Like any data structure, linked-lists are good for certain tasks and bad for others.  For example, to find a particular node you would have to start at the HEAD and walk through the list until it is found.  In a worst case scenario you would have to walk through the entire list which would take n steps (n being the number of nodes).  This operation would have a time complexity of O(n).  Here’s is some typical find functions in c#

    class LinkedList
    {
        Node head;

        int getIndex(int value)
        {
            int index = 0;
            Node temp = head.next;
            while (temp != null)
            {
                if (temp.value == value)
                    return index;
                temp = temp.next;
                index++;
            }
            return -1;
        }

        Node getNode(int index)
        {
            int counter = 0;
            Node temp = head.next;
            while (temp != null)
            {
                if (counter == index)
                    return temp;
                temp = temp.next;
                counter++;
            }
            return null;
        }
    }

As you can see, both of these functions require some looping.
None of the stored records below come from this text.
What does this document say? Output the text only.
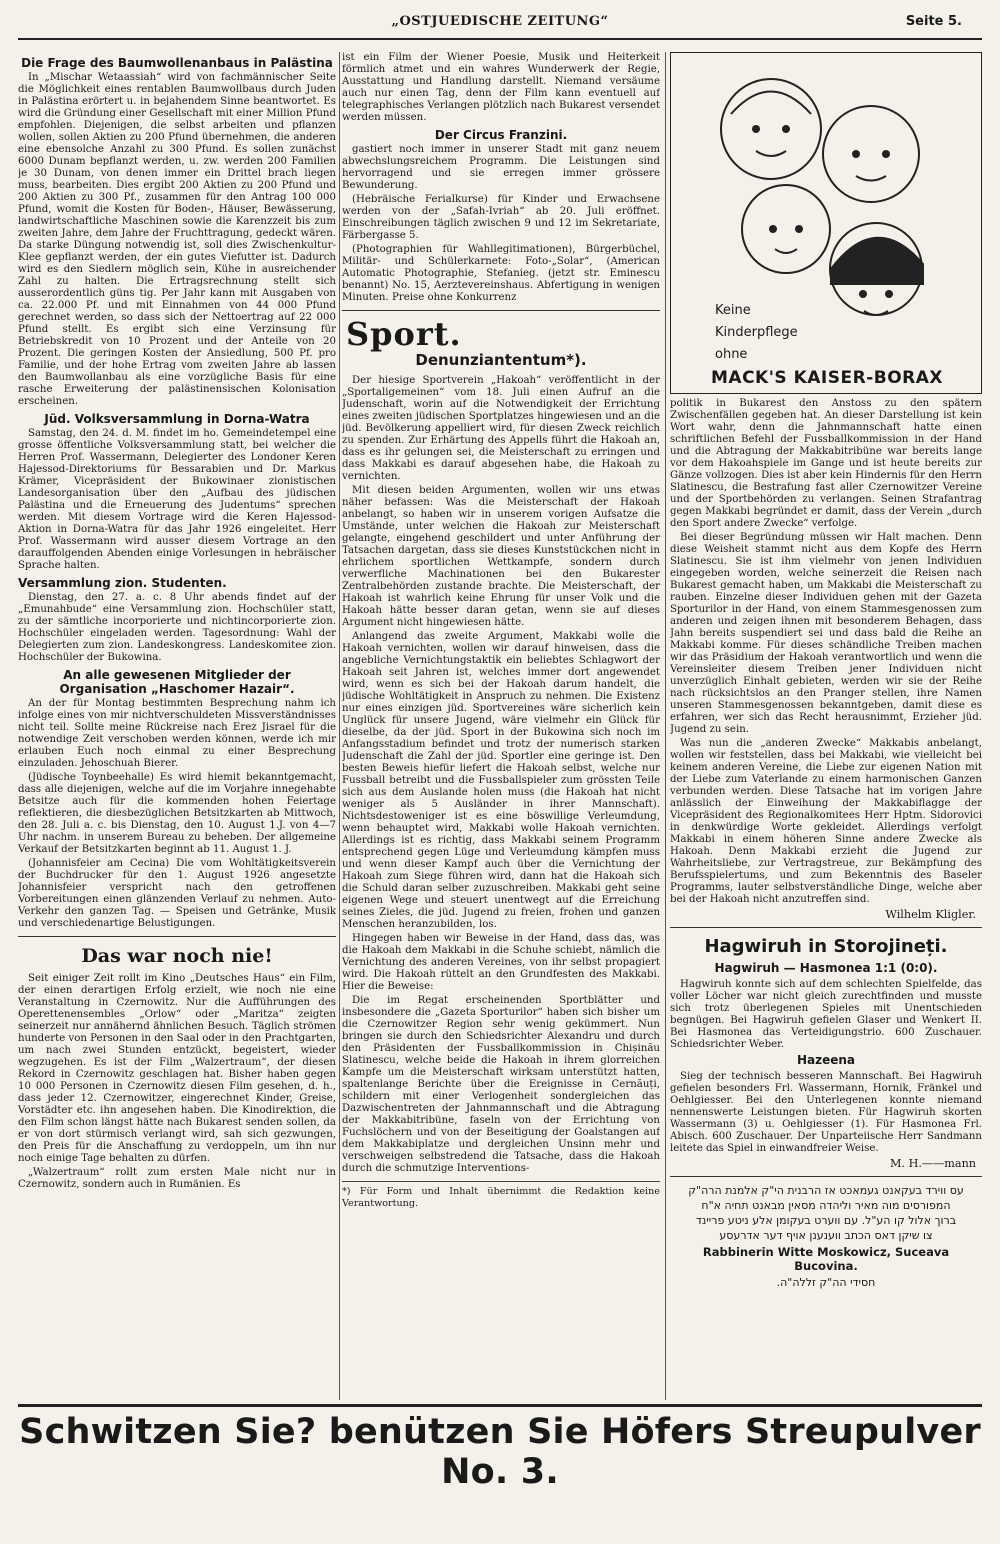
„OSTJUEDISCHE ZEITUNG“	Seite 5.
Die Frage des Baumwollenanbaus in Palästina

In „Mischar Wetaassiah“ wird von fachmännischer Seite die Möglichkeit eines rentablen Baumwollbaus durch Juden in Palästina erörtert u. in bejahendem Sinne beantwortet. Es wird die Gründung einer Gesellschaft mit einer Million Pfund empfohlen. Diejenigen, die selbst arbeiten und pflanzen wollen, sollen Aktien zu 200 Pfund übernehmen, die anderen eine ebensolche Anzahl zu 300 Pfund. Es sollen zunächst 6000 Dunam bepflanzt werden, u. zw. werden 200 Familien je 30 Dunam, von denen immer ein Drittel brach liegen muss, bearbeiten. Dies ergibt 200 Aktien zu 200 Pfund und 200 Aktien zu 300 Pf., zusammen für den Antrag 100 000 Pfund, womit die Kosten für Boden-, Häuser, Bewässerung, landwirtschaftliche Maschinen sowie die Karenzzeit bis zum zweiten Jahre, dem Jahre der Fruchttragung, gedeckt wären. Da starke Düngung notwendig ist, soll dies Zwischenkultur-Klee gepflanzt werden, der ein gutes Viefutter ist. Dadurch wird es den Siedlern möglich sein, Kühe in ausreichender Zahl zu halten. Die Ertragsrechnung stellt sich ausserordentlich güns tig. Per Jahr kann mit Ausgaben von ca. 22.000 Pf. und mit Einnahmen von 44 000 Pfund gerechnet werden, so dass sich der Nettoertrag auf 22 000 Pfund stellt. Es ergibt sich eine Verzinsung für Betriebskredit von 10 Prozent und der Anteile von 20 Prozent. Die geringen Kosten der Ansiedlung, 500 Pf. pro Familie, und der hohe Ertrag vom zweiten Jahre ab lassen den Baumwollanbau als eine vorzügliche Basis für eine rasche Erweiterung der palästinensischen Kolonisation erscheinen.

Jüd. Volksversammlung in Dorna-Watra

Samstag, den 24. d. M. findet im ho. Gemeindetempel eine grosse öffentliche Volksversammlung statt, bei welcher die Herren Prof. Wassermann, Delegierter des Londoner Keren Hajessod-Direktoriums für Bessarabien und Dr. Markus Krämer, Vicepräsident der Bukowinaer zionistischen Landesorganisation über den „Aufbau des jüdischen Palästina und die Erneuerung des Judentums“ sprechen werden. Mit diesem Vortrage wird die Keren Hajessod-Aktion in Dorna-Watra für das Jahr 1926 eingeleitet. Herr Prof. Wassermann wird ausser diesem Vortrage an den darauffolgenden Abenden einige Vorlesungen in hebräischer Sprache halten.

Versammlung zion. Studenten.

Dienstag, den 27. a. c. 8 Uhr abends findet auf der „Emunahbude“ eine Versammlung zion. Hochschüler statt, zu der sämtliche incorporierte und nichtincorporierte zion. Hochschüler eingeladen werden. Tagesordnung: Wahl der Delegierten zum zion. Landeskongress. Landeskomitee zion. Hochschüler der Bukowina.

An alle gewesenen Mitglieder der Organisation „Haschomer Hazair“.

An der für Montag bestimmten Besprechung nahm ich infolge eines von mir nichtverschuldeten Missverständnisses nicht teil. Sollte meine Rückreise nach Erez Jisrael für die notwendige Zeit verschoben werden können, werde ich mir erlauben Euch noch einmal zu einer Besprechung einzuladen. Jehoschuah Bierer.

(Jüdische Toynbeehalle) Es wird hiemit bekanntgemacht, dass alle diejenigen, welche auf die im Vorjahre innegehabte Betsitze auch für die kommenden hohen Feiertage reflektieren, die diesbezüglichen Betsitzkarten ab Mittwoch, den 28. Juli a. c. bis Dienstag, den 10. August 1.J. von 4—7 Uhr nachm. in unserem Bureau zu beheben. Der allgemeine Verkauf der Betsitzkarten beginnt ab 11. August 1. J.

(Johannisfeier am Cecina) Die vom Wohltätigkeitsverein der Buchdrucker für den 1. August 1926 angesetzte Johannisfeier verspricht nach den getroffenen Vorbereitungen einen glänzenden Verlauf zu nehmen. Auto-Verkehr den ganzen Tag. — Speisen und Getränke, Musik und verschiedenartige Belustigungen.

Das war noch nie!

Seit einiger Zeit rollt im Kino „Deutsches Haus“ ein Film, der einen derartigen Erfolg erzielt, wie noch nie eine Veranstaltung in Czernowitz. Nur die Aufführungen des Operettenensembles „Orlow“ oder „Maritza“ zeigten seinerzeit nur annähernd ähnlichen Besuch. Täglich strömen hunderte von Personen in den Saal oder in den Prachtgarten, um nach zwei Stunden entzückt, begeistert, wieder wegzugehen. Es ist der Film „Walzertraum“, der diesen Rekord in Czernowitz geschlagen hat. Bisher haben gegen 10 000 Personen in Czernowitz diesen Film gesehen, d. h., dass jeder 12. Czernowitzer, eingerechnet Kinder, Greise, Vorstädter etc. ihn angesehen haben. Die Kinodirektion, die den Film schon längst hätte nach Bukarest senden sollen, da er von dort stürmisch verlangt wird, sah sich gezwungen, den Preis für die Anschaffung zu verdoppeln, um ihn nur noch einige Tage behalten zu dürfen.

„Walzertraum“ rollt zum ersten Male nicht nur in Czernowitz, sondern auch in Rumänien. Es

ist ein Film der Wiener Poesie, Musik und Heiterkeit förmlich atmet und ein wahres Wunderwerk der Regie, Ausstattung und Handlung darstellt. Niemand versäume auch nur einen Tag, denn der Film kann eventuell auf telegraphisches Verlangen plötzlich nach Bukarest versendet werden müssen.

Der Circus Franzini.

gastiert noch immer in unserer Stadt mit ganz neuem abwechslungsreichem Programm. Die Leistungen sind hervorragend und sie erregen immer grössere Bewunderung.

(Hebräische Ferialkurse) für Kinder und Erwachsene werden von der „Safah-Ivriah“ ab 20. Juli eröffnet. Einschreibungen täglich zwischen 9 und 12 im Sekretariate, Färbergasse 5.

(Photographien für Wahllegitimationen), Bürgerbüchel, Militär- und Schülerkarnete: Foto-„Solar“, (American Automatic Photographie, Stefanieg. (jetzt str. Eminescu benannt) No. 15, Aerztevereinshaus. Abfertigung in wenigen Minuten. Preise ohne Konkurrenz

Sport.
Denunziantentum*).

Der hiesige Sportverein „Hakoah“ veröffentlicht in der „Sportaligemeinen“ vom 18. Juli einen Aufruf an die Judenschaft, worin auf die Notwendigkeit der Errichtung eines zweiten jüdischen Sportplatzes hingewiesen und an die jüd. Bevölkerung appelliert wird, für diesen Zweck reichlich zu spenden. Zur Erhärtung des Appells führt die Hakoah an, dass es ihr gelungen sei, die Meisterschaft zu erringen und dass Makkabi es darauf abgesehen habe, die Hakoah zu vernichten.

Mit diesen beiden Argumenten, wollen wir uns etwas näher befassen: Was die Meisterschaft der Hakoah anbelangt, so haben wir in unserem vorigen Aufsatze die Umstände, unter welchen die Hakoah zur Meisterschaft gelangte, eingehend geschildert und unter Anführung der Tatsachen dargetan, dass sie dieses Kunststückchen nicht in ehrlichem sportlichen Wettkampfe, sondern durch verwerfliche Machinationen bei den Bukarester Zentralbehörden zustande brachte. Die Meisterschaft, der Hakoah ist wahrlich keine Ehrung für unser Volk und die Hakoah hätte besser daran getan, wenn sie auf dieses Argument nicht hingewiesen hätte.

Anlangend das zweite Argument, Makkabi wolle die Hakoah vernichten, wollen wir darauf hinweisen, dass die angebliche Vernichtungstaktik ein beliebtes Schlagwort der Hakoah seit Jahren ist, welches immer dort angewendet wird, wenn es sich bei der Hakoah darum handelt, die jüdische Wohltätigkeit in Anspruch zu nehmen. Die Existenz nur eines einzigen jüd. Sportvereines wäre sicherlich kein Unglück für unsere Jugend, wäre vielmehr ein Glück für dieselbe, da der jüd. Sport in der Bukowina sich noch im Anfangsstadium befindet und trotz der numerisch starken Judenschaft die Zahl der jüd. Sportler eine geringe ist. Den besten Beweis hiefür liefert die Hakoah selbst, welche nur Fussball betreibt und die Fussballspieler zum grössten Teile sich aus dem Auslande holen muss (die Hakoah hat nicht weniger als 5 Ausländer in ihrer Mannschaft). Nichtsdestoweniger ist es eine böswillige Verleumdung, wenn behauptet wird, Makkabi wolle Hakoah vernichten. Allerdings ist es richtig, dass Makkabi seinem Programm entsprechend gegen Lüge und Verleumdung kämpfen muss und wenn dieser Kampf auch über die Vernichtung der Hakoah zum Siege führen wird, dann hat die Hakoah sich die Schuld daran selber zuzuschreiben. Makkabi geht seine eigenen Wege und steuert unentwegt auf die Erreichung seines Zieles, die jüd. Jugend zu freien, frohen und ganzen Menschen heranzubilden, los.

Hingegen haben wir Beweise in der Hand, dass das, was die Hakoah dem Makkabi in die Schuhe schiebt, nämlich die Vernichtung des anderen Vereines, von ihr selbst propagiert wird. Die Hakoah rüttelt an den Grundfesten des Makkabi. Hier die Beweise:

Die im Regat erscheinenden Sportblätter und insbesondere die „Gazeta Sporturilor“ haben sich bisher um die Czernowitzer Region sehr wenig gekümmert. Nun bringen sie durch den Schiedsrichter Alexandru und durch den Präsidenten der Fussballkommission in Chișinău Slatinescu, welche beide die Hakoah in ihrem glorreichen Kampfe um die Meisterschaft wirksam unterstützt hatten, spaltenlange Berichte über die Ereignisse in Cernăuți, schildern mit einer Verlogenheit sondergleichen das Dazwischentreten der Jahnmannschaft und die Abtragung der Makkabitribüne, faseln von der Errichtung von Fuchslöchern und von der Beseitigung der Goalstangen auf dem Makkabiplatze und dergleichen Unsinn mehr und verschweigen selbstredend die Tatsache, dass die Hakoah durch die schmutzige Interventions-

*) Für Form und Inhalt übernimmt die Redaktion keine Verantwortung.

Keine
Kinderpflege
ohne
MACK'S KAISER-BORAX

politik in Bukarest den Anstoss zu den spätern Zwischenfällen gegeben hat. An dieser Darstellung ist kein Wort wahr, denn die Jahnmannschaft hatte einen schriftlichen Befehl der Fussballkommission in der Hand und die Abtragung der Makkabitribüne war bereits lange vor dem Hakoahspiele im Gange und ist heute bereits zur Gänze vollzogen. Dies ist aber kein Hindernis für den Herrn Slatinescu, die Bestrafung fast aller Czernowitzer Vereine und der Sportbehörden zu verlangen. Seinen Strafantrag gegen Makkabi begründet er damit, dass der Verein „durch den Sport andere Zwecke“ verfolge.

Bei dieser Begründung müssen wir Halt machen. Denn diese Weisheit stammt nicht aus dem Kopfe des Herrn Slatinescu. Sie ist ihm vielmehr von jenen Individuen eingegeben worden, welche seinerzeit die Reisen nach Bukarest gemacht haben, um Makkabi die Meisterschaft zu rauben. Einzelne dieser Individuen gehen mit der Gazeta Sporturilor in der Hand, von einem Stammesgenossen zum anderen und zeigen ihnen mit besonderem Behagen, dass Jahn bereits suspendiert sei und dass bald die Reihe an Makkabi komme. Für dieses schändliche Treiben machen wir das Präsidium der Hakoah verantwortlich und wenn die Vereinsleiter diesem Treiben jener Individuen nicht unverzüglich Einhalt gebieten, werden wir sie der Reihe nach rücksichtslos an den Pranger stellen, ihre Namen unseren Stammesgenossen bekanntgeben, damit diese es erfahren, wer sich das Recht herausnimmt, Erzieher jüd. Jugend zu sein.

Was nun die „anderen Zwecke“ Makkabis anbelangt, wollen wir feststellen, dass bei Makkabi, wie vielleicht bei keinem anderen Vereine, die Liebe zur eigenen Nation mit der Liebe zum Vaterlande zu einem harmonischen Ganzen verbunden werden. Diese Tatsache hat im vorigen Jahre anlässlich der Einweihung der Makkabiflagge der Vicepräsident des Regionalkomitees Herr Hptm. Sidorovici in denkwürdige Worte gekleidet. Allerdings verfolgt Makkabi in einem höheren Sinne andere Zwecke als Hakoah. Denn Makkabi erzieht die Jugend zur Wahrheitsliebe, zur Vertragstreue, zur Bekämpfung des Berufsspielertums, und zum Bekenntnis des Baseler Programms, lauter selbstverständliche Dinge, welche aber bei der Hakoah nicht anzutreffen sind.

Wilhelm Kligler.
Hagwiruh in Storojineți.
Hagwiruh — Hasmonea 1:1 (0:0).

Hagwiruh konnte sich auf dem schlechten Spielfelde, das voller Löcher war nicht gleich zurechtfinden und musste sich trotz überlegenen Spieles mit Unentschieden begnügen. Bei Hagwiruh gefielen Glaser und Wenkert II. Bei Hasmonea das Verteidigungstrio. 600 Zuschauer. Schiedsrichter Weber.

Hazeena

Sieg der technisch besseren Mannschaft. Bei Hagwiruh gefielen besonders Frl. Wassermann, Hornik, Fränkel und Oehlgiesser. Bei den Unterlegenen konnte niemand nennenswerte Leistungen bieten. Für Hagwiruh skorten Wassermann (3) u. Oehlgiesser (1). Für Hasmonea Frl. Abisch. 600 Zuschauer. Der Unparteiische Herr Sandmann leitete das Spiel in einwandfreier Weise.

M. H.——mann

עס ווירד בעקאנט געמאכט אז הרבנית הי"ק אלמנת הרה"ק

המפורסים מוה מאיר וליהדה מסאין מבאנט תחיה א"ח

ברוך אלול קו הע"ל. עם ווערט בעקומן אלע ניטע פריינד

צו שיקן דאס הכתב ווענענן אויף דער אדרעסע

Rabbinerin Witte Moskowicz, Suceava Bucovina.

חסידי הה"ק זללה"ה.

Schwitzen Sie? benützen Sie Höfers Streupulver No. 3.
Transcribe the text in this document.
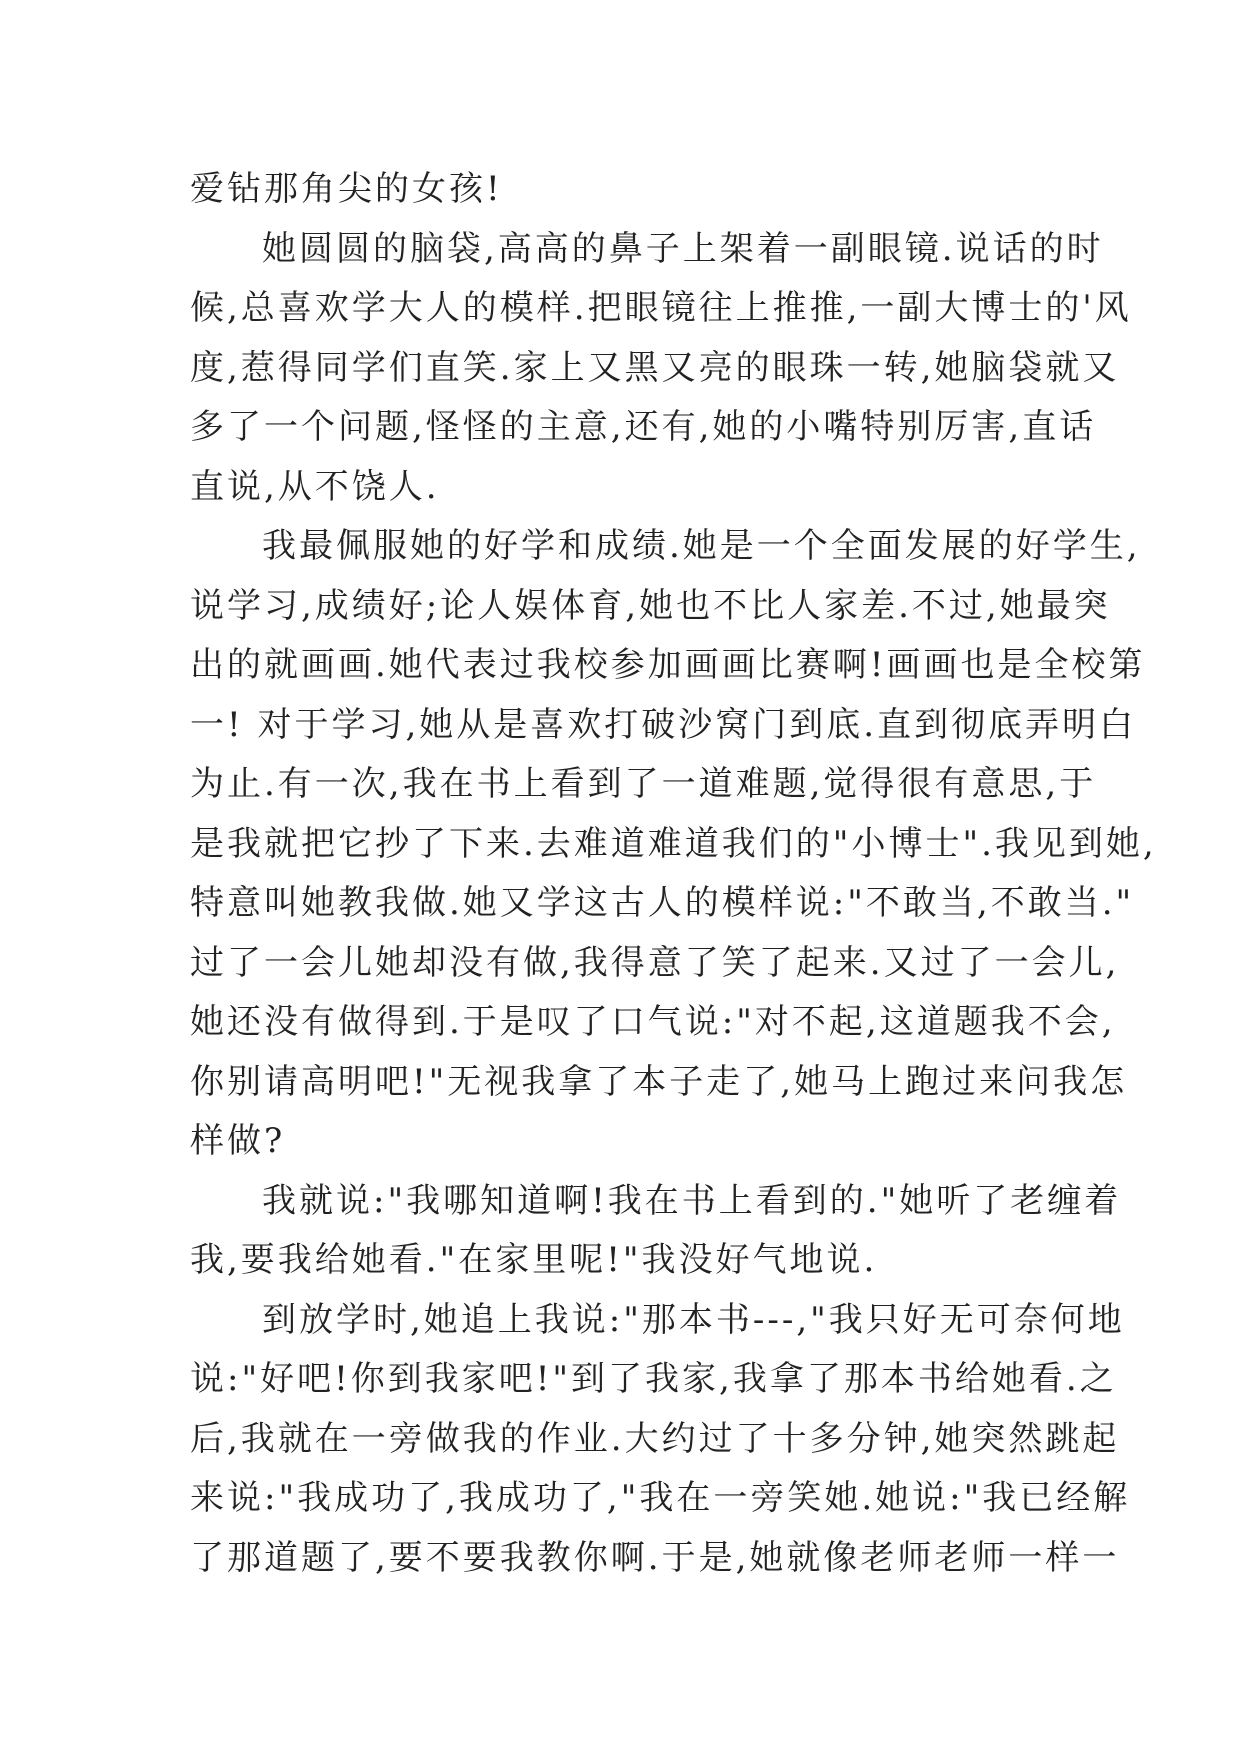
爱钻那角尖的女孩!
她圆圆的脑袋,高高的鼻子上架着一副眼镜.说话的时
候,总喜欢学大人的模样.把眼镜往上推推,一副大博士的'风
度,惹得同学们直笑.家上又黑又亮的眼珠一转,她脑袋就又
多了一个问题,怪怪的主意,还有,她的小嘴特别厉害,直话
直说,从不饶人.
我最佩服她的好学和成绩.她是一个全面发展的好学生,
说学习,成绩好;论人娱体育,她也不比人家差.不过,她最突
出的就画画.她代表过我校参加画画比赛啊!画画也是全校第
一! 对于学习,她从是喜欢打破沙窝门到底.直到彻底弄明白
为止.有一次,我在书上看到了一道难题,觉得很有意思,于
是我就把它抄了下来.去难道难道我们的"小博士".我见到她,
特意叫她教我做.她又学这古人的模样说:"不敢当,不敢当."
过了一会儿她却没有做,我得意了笑了起来.又过了一会儿,
她还没有做得到.于是叹了口气说:"对不起,这道题我不会,
你别请高明吧!"无视我拿了本子走了,她马上跑过来问我怎
样做?
我就说:"我哪知道啊!我在书上看到的."她听了老缠着
我,要我给她看."在家里呢!"我没好气地说.
到放学时,她追上我说:"那本书---,"我只好无可奈何地
说:"好吧!你到我家吧!"到了我家,我拿了那本书给她看.之
后,我就在一旁做我的作业.大约过了十多分钟,她突然跳起
来说:"我成功了,我成功了,"我在一旁笑她.她说:"我已经解
了那道题了,要不要我教你啊.于是,她就像老师老师一样一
In fact, they will loop until either the requested node is found, or the end of the list is reached.  Obviously, this is better than an O(2^N) algorithm, but it still isn’t all that fast.  To contrast, adding and removing elements are two operations that linked lists perform very quickly.  To add a node we simply adjust what the HEAD node is pointing to, and to delete a node we take the value and pointer from the next node in the list.  This is kind of hard to imagine, so here is some diagrams:

First, adding a node:

add

Second, deleting a node:

delete

The difference between these functions and the previous two is that they don’t have to loop through the list when they run.  The worst case in either function is that it takes one step to perform, so they get a time complexity of O(1), otherwise known as constant time.  Here is some code:

class LinkedList
    {
        Node head;

        void Add(int value)
        {
            Node newNode = new Node();
            newNode.next = head.next;
            newNode.value = value;
        }

        void Remove(Node n)
        {
            if (n.next == null) n = null;
            else
            {
                n.value = n.next.value;
                n.next = n.next.next;
            }
        }
    }

Is it obvious now how deleting and adding a node is faster than finding one?  How would you rate a function that removes a particular node at a specified index?  More code:

void removeAt(int index)
   {
       Node toRemove = this.getNode(index);
       this.Remove(toRemove);
   }

Code reuse makes this functions easy!  The first line calls to the function getNode(index).  We’ve already learned that finding a node at a particular index is an O(n) problem.  The second line removes that node, which we just said is a O(1) problem.  Thus, this function has the time complexity of O(n) + O(1).  When adding time complexities together, we only care about the largest complexity, and throw out the smaller one.  This is because the rating is supposed to indicate how quickly the function grows and smaller complexities don’t add anything to the upper bound.  That being said, the time complexity of the removeAt(index) function is O(n).  Get it?

Now these are just the basics of algorithm analysis.  This was intended to merely be an introduction to the are, and quick explanation of how we rate algorithms for those who don’t already know.  There is an entire field of research devoted to optimizing current solution sets.  Computer scientists strive to find the perfect algorithm and data structure for a problem set and without optimal data structures and algorithms you would never be able to find an email in a 5GB inbox, or have an object in Halo obey the laws of physics.